3 –  e com essa paixão e movimento de compra mais rápida que os demais, acabam por influenciar uma boa parcela dessas pessoas a seguirem seus recentes hábitos de compra.

Claro que essa relação de influência dos LECs nas outras pessoas é positiva, pois ajuda a traduzir/desmistificar a tecnologia para uma grande parcela da população que não tem intimidade e/ou background suficientes para avançar em uma decisão de produto. Por isso, quero trazer mais algumas visões importantes sobre o comportamento de consumidor que reforçam ainda mais a importância deste segmento “geek ampliado”.

Primeiro ponto de destaque e disruptivo: individualmente não é nenhuma plataforma de comunicação que mais inspira na decisão final de compra de produtos de tecnologia, como buscadores, TV ou mídia social, mas sim a recomendação de amigos e/ou familiares. Não obstante, quando quebramos essa análise de influência de pessoas próximas, para entender se as interações não cara a cara também têm o mesmo impacto, vemos que quanto mais distante ou fria essa interação, menor o seu poder de influência. Ou seja, uma pessoa reforçar a compra de uma marca ou produto via “zap” não terá o mesmo impacto de uma recomendação em um bate-papo no meio de um churrasco.

Mas porque isso acontece? Anualmente, a GfK segmenta a população brasileira como um todo para definir as personas que compõem nosso espectro social e compará-las com outros países e regiões do mundo para que empresas tenha mais assertividade em seus negócios. Quando olhamos para nosso Brasil, uma das personas com maior presença é a que tem como cerne de sua vida a espiritualidade, trabalho duro e família. Se a família é centro das atenções, claro que ela terá um papel mais do que relevante em assuntos de tecnologia. E mais do que isso, temos 3 pontos básicos que compõem o comportamento de qualquer uma das personas de nosso Brasil:

1 – busca por segurança

2 – consumo “consciente”

3 – conhecimento

Fazendo uma direta correlação destes comportamentos com a jornada de compra dos brasileiros, temos que: o consumo consciente não é necessariamente uma compra ecológica, mas uma compra que não impacte em uma recompra, pois o dinheiro que se tem em mãos é finito e restrito, logo não há espaço para erros. A busca por segurança, reforça isso, bem como suporta – mais uma vez – a busca por informações que me deem uma luz no fim do túnel e me digam qual tecnologia é melhor, OLED ou QLED? Por fim, o conhecimento é claro: sou ativo na busca de fontes que me auxiliem neste processo.

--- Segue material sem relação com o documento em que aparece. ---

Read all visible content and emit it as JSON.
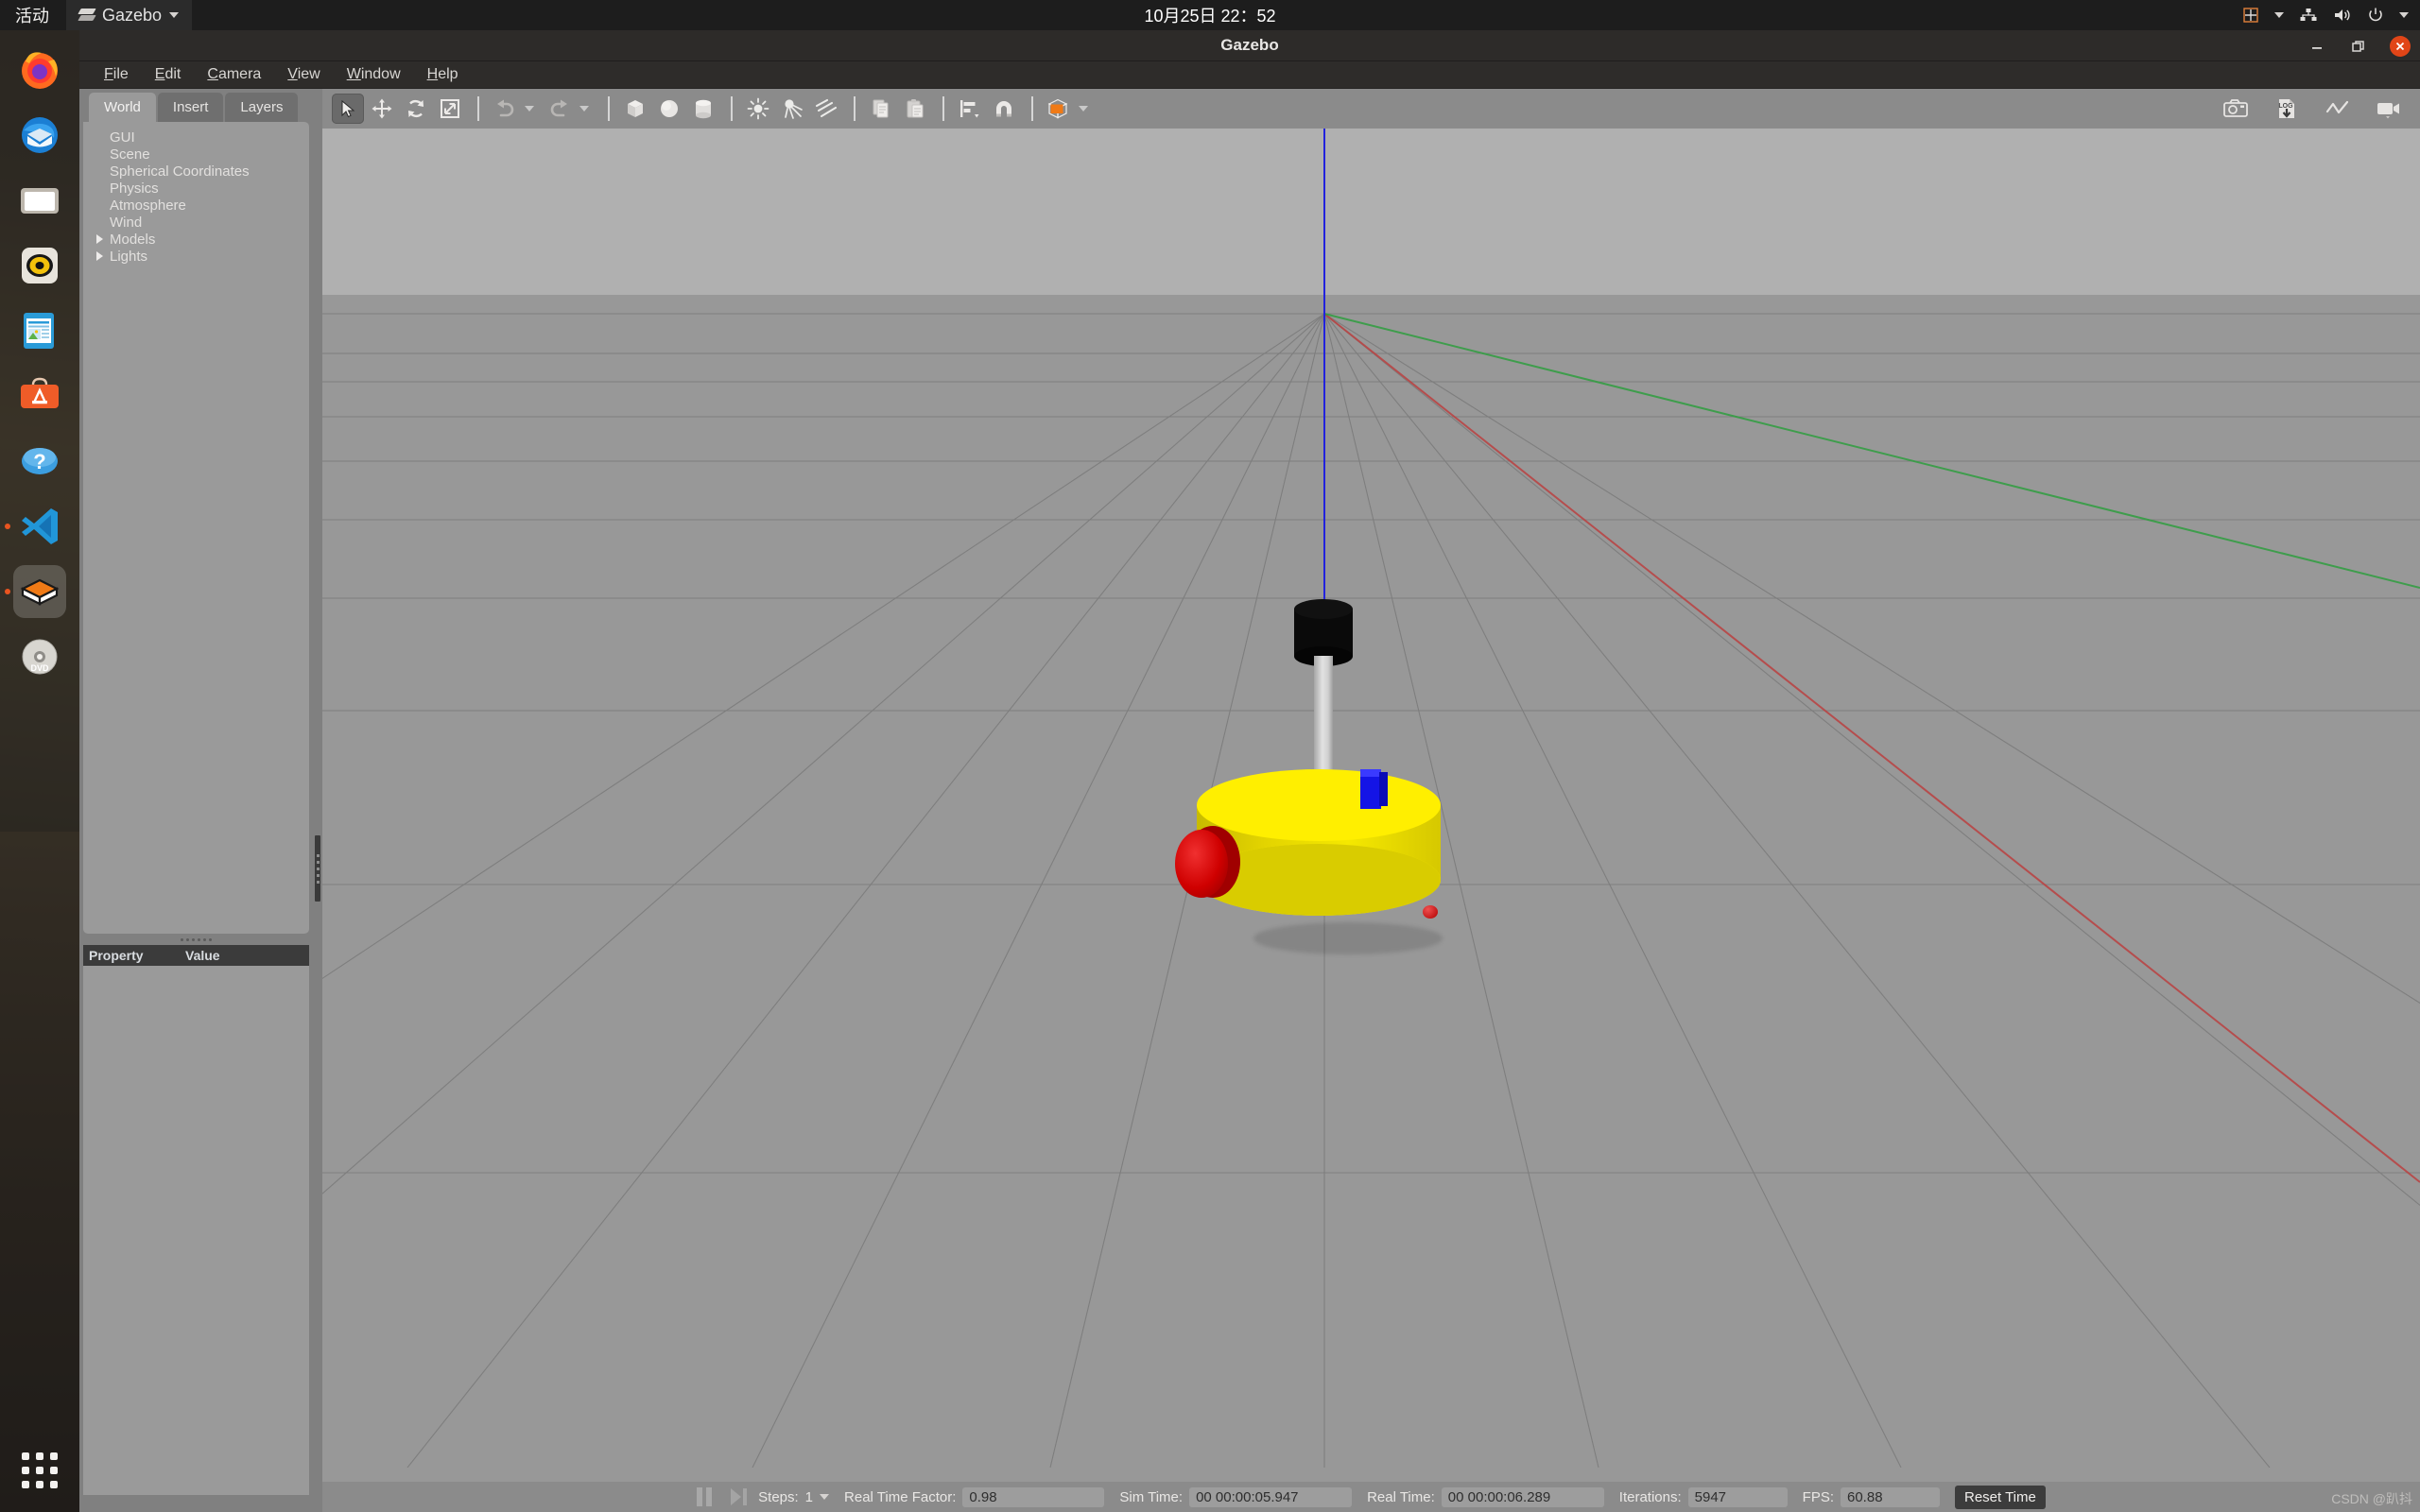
{
  "os_topbar": {
    "activities_label": "活动",
    "app_name": "Gazebo",
    "app_icon": "gazebo-logo-icon",
    "clock": "10月25日  22：52",
    "tray_icons": [
      "input-method-icon",
      "network-icon",
      "volume-icon",
      "power-icon",
      "chevron-down-icon"
    ]
  },
  "dock": {
    "items": [
      {
        "name": "firefox",
        "label": "Firefox",
        "active": false,
        "running": false
      },
      {
        "name": "thunderbird",
        "label": "Thunderbird",
        "active": false,
        "running": false
      },
      {
        "name": "files",
        "label": "Files",
        "active": false,
        "running": false
      },
      {
        "name": "rhythmbox",
        "label": "Rhythmbox",
        "active": false,
        "running": false
      },
      {
        "name": "libreoffice-writer",
        "label": "LibreOffice Writer",
        "active": false,
        "running": false
      },
      {
        "name": "ubuntu-software",
        "label": "Ubuntu Software",
        "active": false,
        "running": false
      },
      {
        "name": "help",
        "label": "Help",
        "active": false,
        "running": false
      },
      {
        "name": "vscode",
        "label": "Visual Studio Code",
        "active": false,
        "running": true
      },
      {
        "name": "gazebo",
        "label": "Gazebo",
        "active": true,
        "running": true
      },
      {
        "name": "dvd-drive",
        "label": "DVD",
        "active": false,
        "running": false
      }
    ],
    "show_apps_label": "Show Applications"
  },
  "window": {
    "title": "Gazebo",
    "controls": {
      "minimize": "−",
      "maximize": "❐",
      "close": "✕"
    }
  },
  "menubar": {
    "items": [
      {
        "label": "File",
        "mnemonic": "F"
      },
      {
        "label": "Edit",
        "mnemonic": "E"
      },
      {
        "label": "Camera",
        "mnemonic": "C"
      },
      {
        "label": "View",
        "mnemonic": "V"
      },
      {
        "label": "Window",
        "mnemonic": "W"
      },
      {
        "label": "Help",
        "mnemonic": "H"
      }
    ]
  },
  "left_panel": {
    "tabs": [
      {
        "label": "World",
        "active": true
      },
      {
        "label": "Insert",
        "active": false
      },
      {
        "label": "Layers",
        "active": false
      }
    ],
    "tree": [
      {
        "label": "GUI",
        "expandable": false
      },
      {
        "label": "Scene",
        "expandable": false
      },
      {
        "label": "Spherical Coordinates",
        "expandable": false
      },
      {
        "label": "Physics",
        "expandable": false
      },
      {
        "label": "Atmosphere",
        "expandable": false
      },
      {
        "label": "Wind",
        "expandable": false
      },
      {
        "label": "Models",
        "expandable": true
      },
      {
        "label": "Lights",
        "expandable": true
      }
    ],
    "property_table": {
      "columns": [
        "Property",
        "Value"
      ],
      "rows": []
    }
  },
  "toolbar": {
    "left_tools": [
      {
        "name": "select-mode-button",
        "icon": "cursor-arrow-icon",
        "active": true
      },
      {
        "name": "translate-mode-button",
        "icon": "move-arrows-icon",
        "active": false
      },
      {
        "name": "rotate-mode-button",
        "icon": "rotate-icon",
        "active": false
      },
      {
        "name": "scale-mode-button",
        "icon": "scale-icon",
        "active": false
      },
      {
        "name": "undo-button",
        "icon": "undo-arrow-icon",
        "active": false
      },
      {
        "name": "undo-history-button",
        "icon": "chevron-down-icon",
        "active": false
      },
      {
        "name": "redo-button",
        "icon": "redo-arrow-icon",
        "active": false
      },
      {
        "name": "redo-history-button",
        "icon": "chevron-down-icon",
        "active": false
      },
      {
        "name": "insert-box-button",
        "icon": "box-icon",
        "active": false
      },
      {
        "name": "insert-sphere-button",
        "icon": "sphere-icon",
        "active": false
      },
      {
        "name": "insert-cylinder-button",
        "icon": "cylinder-icon",
        "active": false
      },
      {
        "name": "insert-point-light-button",
        "icon": "point-light-icon",
        "active": false
      },
      {
        "name": "insert-spot-light-button",
        "icon": "spot-light-icon",
        "active": false
      },
      {
        "name": "insert-directional-light-button",
        "icon": "directional-light-icon",
        "active": false
      },
      {
        "name": "copy-button",
        "icon": "copy-icon",
        "active": false
      },
      {
        "name": "paste-button",
        "icon": "paste-icon",
        "active": false
      },
      {
        "name": "align-button",
        "icon": "align-icon",
        "active": false
      },
      {
        "name": "snap-button",
        "icon": "magnet-icon",
        "active": false
      },
      {
        "name": "view-angle-button",
        "icon": "view-cube-icon",
        "active": false
      }
    ],
    "right_tools": [
      {
        "name": "screenshot-button",
        "icon": "camera-icon"
      },
      {
        "name": "log-data-button",
        "icon": "log-download-icon"
      },
      {
        "name": "plot-button",
        "icon": "line-plot-icon"
      },
      {
        "name": "video-record-button",
        "icon": "video-camera-icon"
      }
    ],
    "accent_color": "#f07a16"
  },
  "statusbar": {
    "pause_icon": "pause-icon",
    "step_icon": "step-forward-icon",
    "steps_label": "Steps:",
    "steps_value": "1",
    "real_time_factor_label": "Real Time Factor:",
    "real_time_factor_value": "0.98",
    "sim_time_label": "Sim Time:",
    "sim_time_value": "00 00:00:05.947",
    "real_time_label": "Real Time:",
    "real_time_value": "00 00:00:06.289",
    "iterations_label": "Iterations:",
    "iterations_value": "5947",
    "fps_label": "FPS:",
    "fps_value": "60.88",
    "reset_time_label": "Reset Time"
  },
  "viewport": {
    "sky_color": "#b0b0b0",
    "ground_color": "#989898",
    "grid_color": "#7e7e7e",
    "axis_colors": {
      "x": "#cc3333",
      "y": "#2f9e3f",
      "z": "#2222dd"
    },
    "model": {
      "name": "mobile-robot",
      "base_color": "#ffef00",
      "lidar_color": "#0a0a0a",
      "pole_color": "#cfcfcf",
      "wheel_color": "#cf0000",
      "sensor_color": "#1414e6"
    }
  },
  "watermark": {
    "text": "CSDN @趴抖"
  }
}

Se ainda há algum pingo de dúvida sobre a importância dos geeks ou LECs, nos últimos 3 anos a GfK mapeou a compra de mais de 250 milhões de produtos eletrônicos/duráveis no Brasil e descobriu que aproximadamente 40 milhões foram vendidos diretamente para nossos queridos LECs. Resultado simplesmente impressionante e que reforça de forma prática e irrefutável o que falamos até agora.

Mais do que discutir se investidor do varejo A ou B ganhou milhões de reais com operações de compra para composição de seu ecossistema é como vamos dar mais conhecimento para nossos LECs continuarem seu processo de democratização da tecnologia em um país que ainda está muito distante de receber as grandes inovações da indústria global em primeira mão.

Uma vez vi uma camiseta onde um dos patos mais famosos da Disney era classificado como o real e primeiro “angry bird”. Usando este mote como inspiração, não há questionamento: os LECs são os reais influencers de nosso Brasil, eles estão ao nosso lado nas pizzadas, churrascos, velórios e nos casamentos. Os demais influencers são meros frutos midiáticos para vender gordura hidrogenada.

Vida longa aos LECs brasileiros!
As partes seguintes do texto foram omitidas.